Durum böyle olunca, kaderi yerel siyasetçilerin eline terkedilmiş kent konseyleri, bırakın sessiz devrim yaratmayı, varlıklarını sürdürme çabası içine düşen kurumlara dönüştüler. Bir dönemin köy enstitüleri ruhunu içinde barındıran kentlerin bu halk meclisleri, umarım bir gün onlarla aynı kaderi paylaşmazlar. Bu yüzden kent konseylerine sahip çıkmak, ülke geleceği ve demokrasisi açısından her aydınım diyen vatandaşın görevi olmalıdır. Teknoloji ve demokrasilerin çok daha gelişmiş olduğu geleceğin dünyasındaki kentleri, kent konseylerine benzer oluşumların yöneteceğini söyleyenler şimdiden çoğalmaya başladı bile…

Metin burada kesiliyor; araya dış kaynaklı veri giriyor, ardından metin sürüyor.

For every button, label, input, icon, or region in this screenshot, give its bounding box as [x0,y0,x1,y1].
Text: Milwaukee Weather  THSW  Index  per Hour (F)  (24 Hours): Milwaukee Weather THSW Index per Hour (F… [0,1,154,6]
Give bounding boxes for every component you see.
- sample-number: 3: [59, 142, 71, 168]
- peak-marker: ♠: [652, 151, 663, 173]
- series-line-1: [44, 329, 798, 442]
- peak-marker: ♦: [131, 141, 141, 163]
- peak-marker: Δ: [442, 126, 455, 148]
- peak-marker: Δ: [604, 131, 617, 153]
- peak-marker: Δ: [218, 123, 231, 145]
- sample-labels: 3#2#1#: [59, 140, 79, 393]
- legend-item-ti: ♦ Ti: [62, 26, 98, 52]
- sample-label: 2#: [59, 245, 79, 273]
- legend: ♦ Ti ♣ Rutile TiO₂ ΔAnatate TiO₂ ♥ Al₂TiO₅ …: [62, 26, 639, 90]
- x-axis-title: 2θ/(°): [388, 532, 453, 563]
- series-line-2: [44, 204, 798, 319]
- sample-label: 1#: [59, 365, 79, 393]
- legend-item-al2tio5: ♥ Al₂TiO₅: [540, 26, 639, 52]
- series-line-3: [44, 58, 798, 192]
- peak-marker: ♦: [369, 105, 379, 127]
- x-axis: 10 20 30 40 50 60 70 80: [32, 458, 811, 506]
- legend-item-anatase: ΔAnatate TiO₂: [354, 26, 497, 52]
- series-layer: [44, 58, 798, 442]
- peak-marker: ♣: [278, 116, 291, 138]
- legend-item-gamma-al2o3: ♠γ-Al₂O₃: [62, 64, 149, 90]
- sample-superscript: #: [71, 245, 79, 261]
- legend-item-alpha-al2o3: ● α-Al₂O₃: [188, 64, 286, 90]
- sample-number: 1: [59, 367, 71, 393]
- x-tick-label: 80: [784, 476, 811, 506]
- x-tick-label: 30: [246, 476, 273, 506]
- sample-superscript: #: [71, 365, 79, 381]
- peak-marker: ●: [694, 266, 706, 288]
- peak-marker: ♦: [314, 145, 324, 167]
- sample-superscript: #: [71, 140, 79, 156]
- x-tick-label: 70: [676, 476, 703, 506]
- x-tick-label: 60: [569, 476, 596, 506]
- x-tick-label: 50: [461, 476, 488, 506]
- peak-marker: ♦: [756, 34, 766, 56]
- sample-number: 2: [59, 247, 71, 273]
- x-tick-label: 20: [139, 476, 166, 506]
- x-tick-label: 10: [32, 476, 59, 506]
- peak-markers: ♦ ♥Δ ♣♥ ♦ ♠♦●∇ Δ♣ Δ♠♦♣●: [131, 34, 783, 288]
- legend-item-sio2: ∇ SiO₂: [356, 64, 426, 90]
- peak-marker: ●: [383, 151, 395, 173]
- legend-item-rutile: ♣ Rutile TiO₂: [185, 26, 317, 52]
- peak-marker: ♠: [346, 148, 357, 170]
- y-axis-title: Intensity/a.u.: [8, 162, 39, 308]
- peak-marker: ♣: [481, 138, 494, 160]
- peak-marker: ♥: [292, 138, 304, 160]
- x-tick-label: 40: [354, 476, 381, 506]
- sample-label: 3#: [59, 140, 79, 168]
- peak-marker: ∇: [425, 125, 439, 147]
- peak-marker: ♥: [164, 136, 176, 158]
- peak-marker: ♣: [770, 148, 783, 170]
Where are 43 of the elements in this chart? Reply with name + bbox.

Tam da bu yüzden koşullarımı zorlayarak son üç yıldır Seferihisar Kent Konseyi Başkanlığı ve son bir buçuk yıldır İzmir Kent Konseyleri Birliği Dönem Sözcülüğü görevini üstlendim. Geçen bu süre içinde yaşadığım hayal kırıklıkları kent konseylerine olan inancımı zayıflatmadı, aksine daha fazla sahip çıkılması ve güçlendirilmesi gerektiği duygusunu yarattı. Çünkü “Siyaset, siyasetçilere bırakılmayacak kadar ciddi bir iştir.” sözünün anlamını görev yaptığım bu süre içinde çok daha iyi anladım.

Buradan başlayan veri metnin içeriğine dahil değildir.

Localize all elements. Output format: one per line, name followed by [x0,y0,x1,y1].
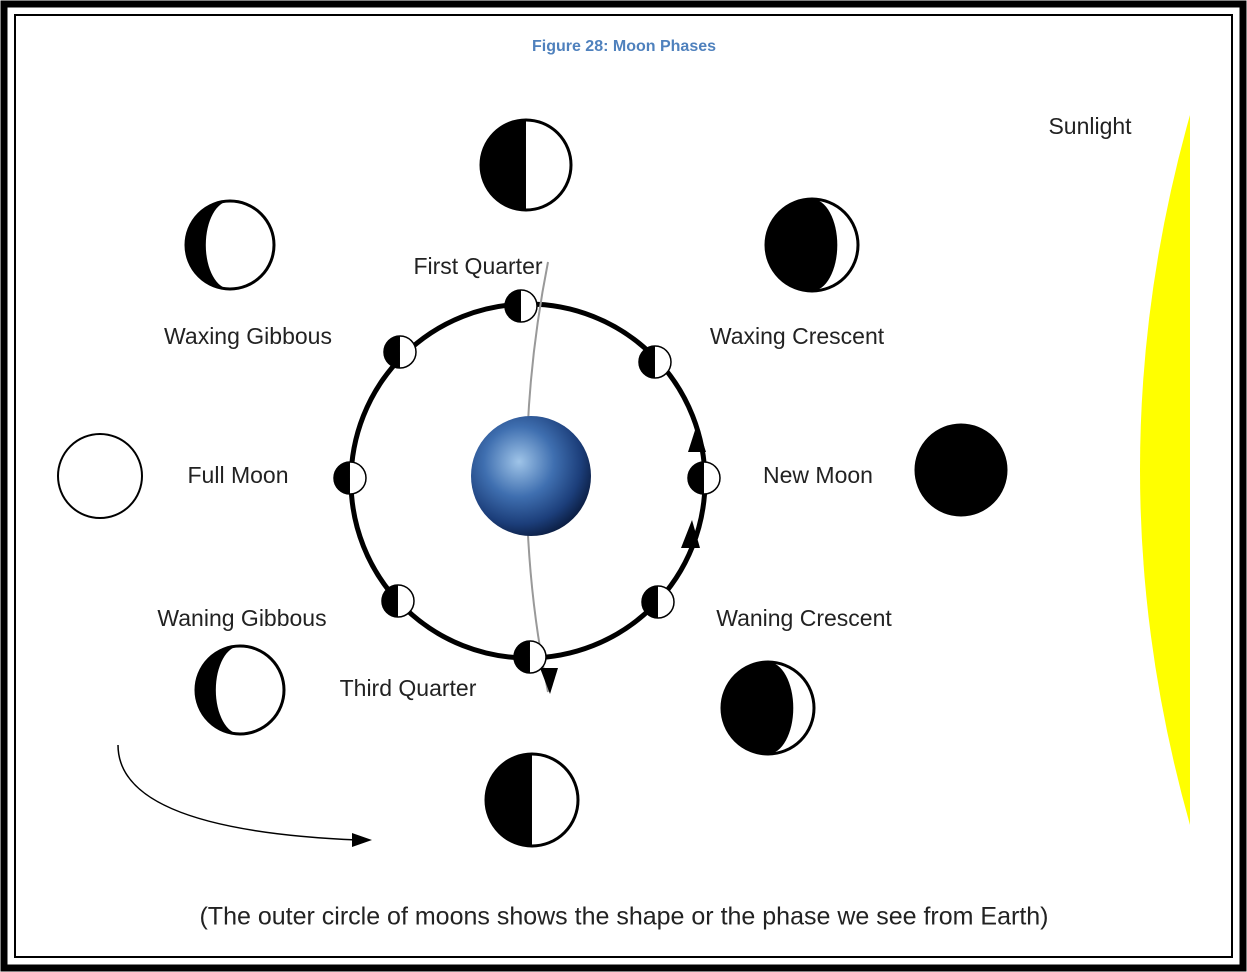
label: Waxing Gibbous [164,323,332,349]
label: New Moon [763,462,873,488]
moon-shadow [722,662,793,754]
label: Third Quarter [340,675,477,701]
orbit-arrow [688,424,706,452]
moon-phases-figure: Figure 28: Moon Phases Sunlight First Qu… [0,0,1247,972]
moon-shadow [334,462,350,494]
moon-shadow [384,336,400,368]
label: First Quarter [413,253,542,279]
moon-shadow [481,120,526,210]
label: Waning Crescent [716,605,892,631]
label: Waxing Crescent [710,323,885,349]
label: Full Moon [188,462,289,488]
moon-shadow [505,290,521,322]
direction-arrowhead [352,833,372,847]
moon-shadow [639,346,655,378]
moon-shadow [688,462,704,494]
earth [471,416,591,536]
moon [58,434,142,518]
figure-title: Figure 28: Moon Phases [532,38,716,55]
moon-shadow [382,585,398,617]
sunlight [1140,115,1190,825]
moon-shadow [916,425,1006,515]
label: Waning Gibbous [157,605,326,631]
moon-shadow [766,199,837,291]
moon-shadow [514,641,530,673]
caption: (The outer circle of moons shows the sha… [199,903,1048,931]
orbit-arrow [540,668,558,694]
direction-arrow [118,745,358,840]
moon-shadow [486,754,532,846]
label: Sunlight [1048,113,1132,139]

Yerel yöneticilerin yönettikleri kente verebilecekleri en büyük hediye, o kent halkının da aktif olarak içinde olacağı bir yerel demokrasi modeli yaratmak olmalıdır. Belediye başkanlarımızın çoğunun bu anlayış ve donanımdan uzak oluşu, sorunun önemli başka bir kaynağını oluşturduğu düşüncesindeyim.
Aynı kaderi paylaşan kentin insanları olarak bizi birbirimize karşı ötekileştiren inanç ve ideolojiler yerine somut ortak sorunlarımız etrafında sevgi, saygı, vicdan, hak, hukuk çerçevesinde çoğalarak bir yerel demokrasi modeli yaratabileceğimize yürekten inanıyorum. Bu potansiyel bizde var çünkü. Yeter ki önyargısız birbirimizi dinleme sabrını ve erdemini gösterebilelim. Bunu başaramadığımız sürece kuru yakınmaların ötesine gidemeyecek, sadece oyuncuları değişen aynı filmi tekrar tekrar izlemeye devam edeceğiz.
Güzel bir hafta dileğiyle sevgi ve demokrasi ile kalın.